BTW, anybody ask these guys for their code and data?
Trevor said: on May 15, 2012 at 6:10 pm …
You make some very good points. Goose, gander, and all that.
our published aussie CAGW study of the day:
16 May: SMH: Nicky Phillips: Ocean temperature made Queensland floods worse: study
Abnormally high ocean temperatures off the coast of northern Australia contributed to the extreme rainfall that flooded three-quarters of Queensland over the summer of 2010-11, scientists report.
A Sydney researcher, Jason Evans, ran a series of climate models and found above average sea surface temperatures throughout December 2010 increased the amount of rainfall across the state by 25 per cent on average.

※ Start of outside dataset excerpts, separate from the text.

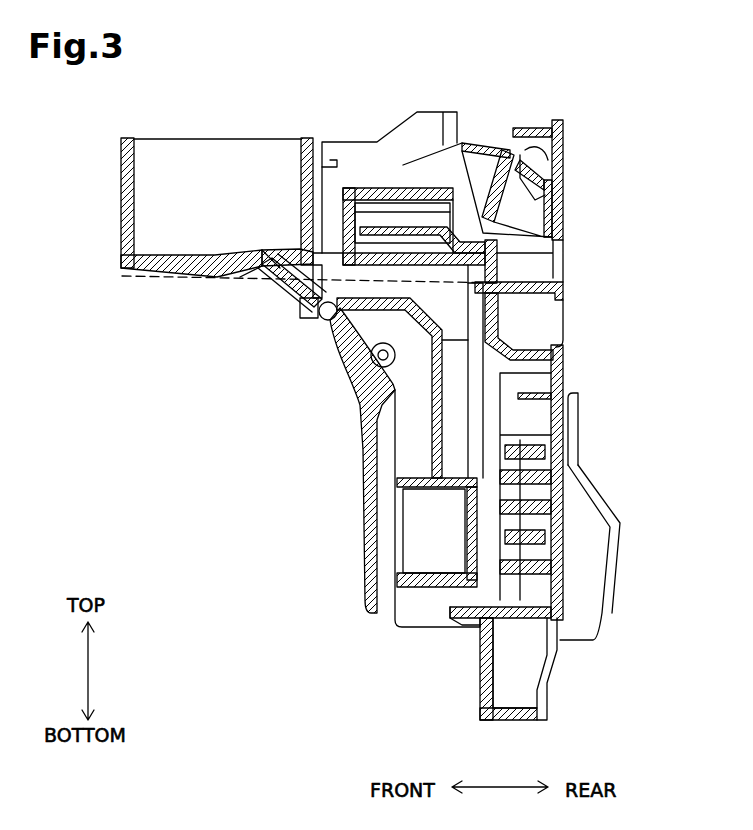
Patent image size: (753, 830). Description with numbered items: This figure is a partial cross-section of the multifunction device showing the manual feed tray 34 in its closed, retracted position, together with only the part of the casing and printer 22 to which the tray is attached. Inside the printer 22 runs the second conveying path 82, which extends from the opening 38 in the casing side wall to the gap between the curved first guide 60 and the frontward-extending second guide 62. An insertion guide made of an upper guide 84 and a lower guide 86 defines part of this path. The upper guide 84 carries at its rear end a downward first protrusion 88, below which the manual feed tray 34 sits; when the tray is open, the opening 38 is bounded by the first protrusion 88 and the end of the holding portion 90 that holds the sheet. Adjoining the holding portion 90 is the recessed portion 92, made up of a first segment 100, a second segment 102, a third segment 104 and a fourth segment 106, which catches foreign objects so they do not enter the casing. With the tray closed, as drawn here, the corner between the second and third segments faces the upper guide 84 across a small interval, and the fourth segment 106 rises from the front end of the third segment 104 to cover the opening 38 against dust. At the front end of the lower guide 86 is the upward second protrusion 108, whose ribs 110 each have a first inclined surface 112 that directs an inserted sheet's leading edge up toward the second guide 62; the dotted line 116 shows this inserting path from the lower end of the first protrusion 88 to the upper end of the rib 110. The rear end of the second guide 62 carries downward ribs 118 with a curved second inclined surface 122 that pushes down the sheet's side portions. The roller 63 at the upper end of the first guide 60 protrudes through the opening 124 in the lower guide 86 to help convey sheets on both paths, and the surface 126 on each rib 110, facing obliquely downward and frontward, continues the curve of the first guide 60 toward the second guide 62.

The printer 22 is at (196, 500).
The manual feed tray 34 is at (625, 490).
The opening 38 is at (573, 297).
The first guide 60 is at (365, 566).
The second guide 62 is at (178, 254).
The roller 63 is at (320, 319).
The second conveying path 82 is at (462, 275).
The upper guide 84 is at (411, 240).
The lower guide 86 is at (354, 352).
The first protrusion 88 is at (563, 278).
The holding portion 90 is at (560, 590).
The recessed portion 92 is at (548, 332).
The first segment 100 is at (553, 378).
The second segment 102 is at (572, 403).
The third segment 104 is at (497, 350).
The fourth segment 106 is at (431, 400).
The second protrusion 108 is at (292, 283).
The rib 110 is at (315, 285).
The first inclined surface 112 is at (308, 303).
The dotted line 116 is at (185, 275).
The rib 118 is at (283, 255).
The second inclined surface 122 is at (218, 257).
The opening 124 is at (330, 290).
The surface 126 is at (300, 268).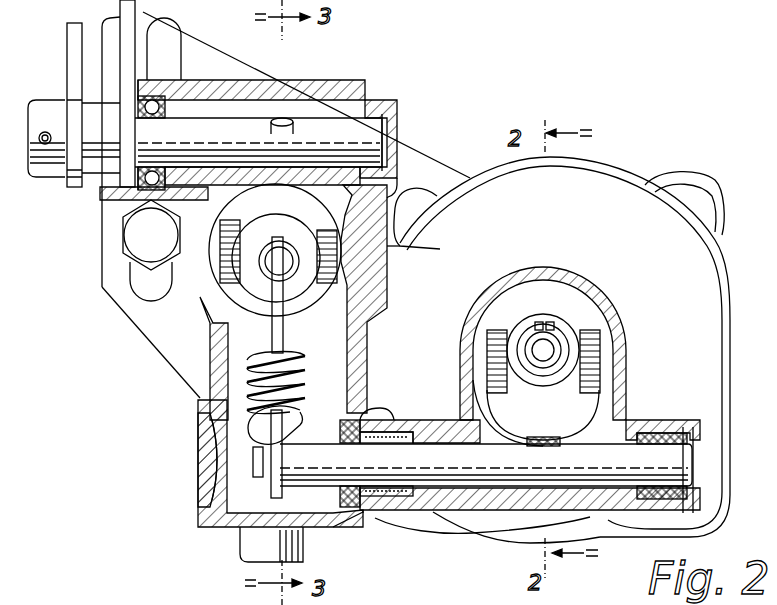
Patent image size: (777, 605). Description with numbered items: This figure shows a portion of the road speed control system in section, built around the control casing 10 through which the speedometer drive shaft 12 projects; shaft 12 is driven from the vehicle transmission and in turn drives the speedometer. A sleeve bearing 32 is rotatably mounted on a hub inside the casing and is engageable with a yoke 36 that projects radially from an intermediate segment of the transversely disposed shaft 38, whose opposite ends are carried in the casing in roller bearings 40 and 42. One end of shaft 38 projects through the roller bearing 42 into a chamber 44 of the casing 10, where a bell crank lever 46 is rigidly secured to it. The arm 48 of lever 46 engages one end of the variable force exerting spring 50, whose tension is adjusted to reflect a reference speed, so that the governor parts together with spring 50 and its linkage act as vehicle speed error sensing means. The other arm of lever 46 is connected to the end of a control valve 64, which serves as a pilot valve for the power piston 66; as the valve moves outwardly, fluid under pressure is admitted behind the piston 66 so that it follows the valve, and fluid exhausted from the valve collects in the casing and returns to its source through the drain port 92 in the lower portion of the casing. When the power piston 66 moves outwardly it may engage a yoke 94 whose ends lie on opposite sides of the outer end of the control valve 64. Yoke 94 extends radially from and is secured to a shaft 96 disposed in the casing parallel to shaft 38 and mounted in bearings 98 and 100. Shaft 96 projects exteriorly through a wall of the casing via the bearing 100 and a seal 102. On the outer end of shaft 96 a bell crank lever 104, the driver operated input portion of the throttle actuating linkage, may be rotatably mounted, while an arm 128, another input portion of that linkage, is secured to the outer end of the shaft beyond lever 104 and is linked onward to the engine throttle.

The control casing 10 is at (355, 295).
The shaft 12 is at (540, 350).
The sleeve bearing 32 is at (560, 346).
The yoke 36 is at (583, 407).
The shaft 38 is at (480, 453).
The roller bearing 40 is at (663, 435).
The roller bearing 42 is at (365, 514).
The chamber 44 is at (233, 460).
The bell crank lever 46 is at (268, 495).
The arm 48 is at (297, 410).
The variable force exerting spring 50 is at (293, 373).
The control valve 64 is at (268, 252).
The power piston 66 is at (262, 295).
The drain port 92 is at (257, 562).
The yoke 94 is at (330, 258).
The shaft 96 is at (327, 140).
The bearing 98 is at (392, 152).
The bearing 100 is at (232, 82).
The seal 102 is at (183, 97).
The bell crank lever 104 is at (117, 160).
The arm 128 is at (70, 95).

While the study did not look at the cause of ocean warming in the region, a physical oceanographer, Matthew England, said climate change could not be excluded as a possible driver of this extreme rainfall event…
“While the La Nina event played a big role in this record ocean warmth, so too did the long-term warming trend over the past 50 years,” Professor England, the co-director of the UNSW Climate Change Research Centre, said…
If increases in sea surface temperatures can be attributed to global warming, the probability of La Nina events producing extreme rainfall in the future would also rise, he said.
http://www.smh.com.au/environment/weather/ocean-temperature-made-queensland-floods-worse–study-20120516-1ypvy.html
look forward to comments.
Philip Bradley says:
>…Almost no Monsoon rain falls in this area because of the rain shadow from the mountains to the south. But if the Monsoon is weak, the low pressure systems that move west to east track further south bringing cloud and some rain to the area.
And in the 20th century the relationship broke down due to cloud seeding anthropogenic aerosols (changes in) affecting the strength of the Monsoon.
++++++++++++++
Pardon for asking but do can you point to any evidence that cloud seeding and anthropogenic aerosols have been so large in magnitude as to cause regional climate change in this manner? I ask because it implies a really high sensitivity to those two factors.
I have always viewed the rather ‘convenient’ aerosol explanation of 1940-1975 cooling as wildly inflated. The inverse of cloud seeding, contrails from jet fuel burning aircraft on a much larger scale seem to have much less influence so I am on the lookout for factual support for the seeding/aerosol arguments. The formation of the monsoon is partly understood and I have my doubts that human activity can be shown to affect it even slightly. I am sure you are aware of the arguments that have been provoked between farmers over who stole whose clouds in a drought. As there is much larger scale recent Chinese cloud seeding (routine) is there perhaps current evidence of a current ‘broken relationship’ because of it?
Thanks
Edcaryl, et al. (above),
I call your attention to the University of Arizon study of Giant Sequoias
done in 2010 with a link posted here:
http://wattsupwiththat.com/2010/03/17/medieval-warm-period-seen-in-western-usa-tree-ring-fire-scars/
Of paticular interest (to me) is the factiod they included… that
the tree corers used by dendrochonolgists can’t bore deeper than
about roughly three feet into a tree.
Even if they take a core every 45 degrees around the circumference
of the tree, they still can’t get to the really interesting stuff
deep inside an 1,800 year old Sequoia. They can wait ’till it falls or
cut it down to count the rings… and they had old logging cuts and falls
to use in this study.
The same applies to old oaks in the Plains or any tree with a diameter
greater than 8 feet.
This is one more dirty little dendro secret… and one more unspoken
limitation or bias in the tree ring databases from the word “go”.
Check out the distribution of ice in the most recent (Wisconsin) glacial. The jet streams must surely have been at average closer to the equator, but the ice didn’t just descend evenly with latitude, it projected far further south in eastern North America (yeah, Wisconsin) and eastern Eurasia. Of course, this had a lot to do with the marine effect in the westerlies, but nevertheless a pronounced longitudinal oscillation is clear. The effects of cooling or warming on precipitation and drought are not simple.
It is not even clear whether warming or cooling will produce the greater latitudinal gradient.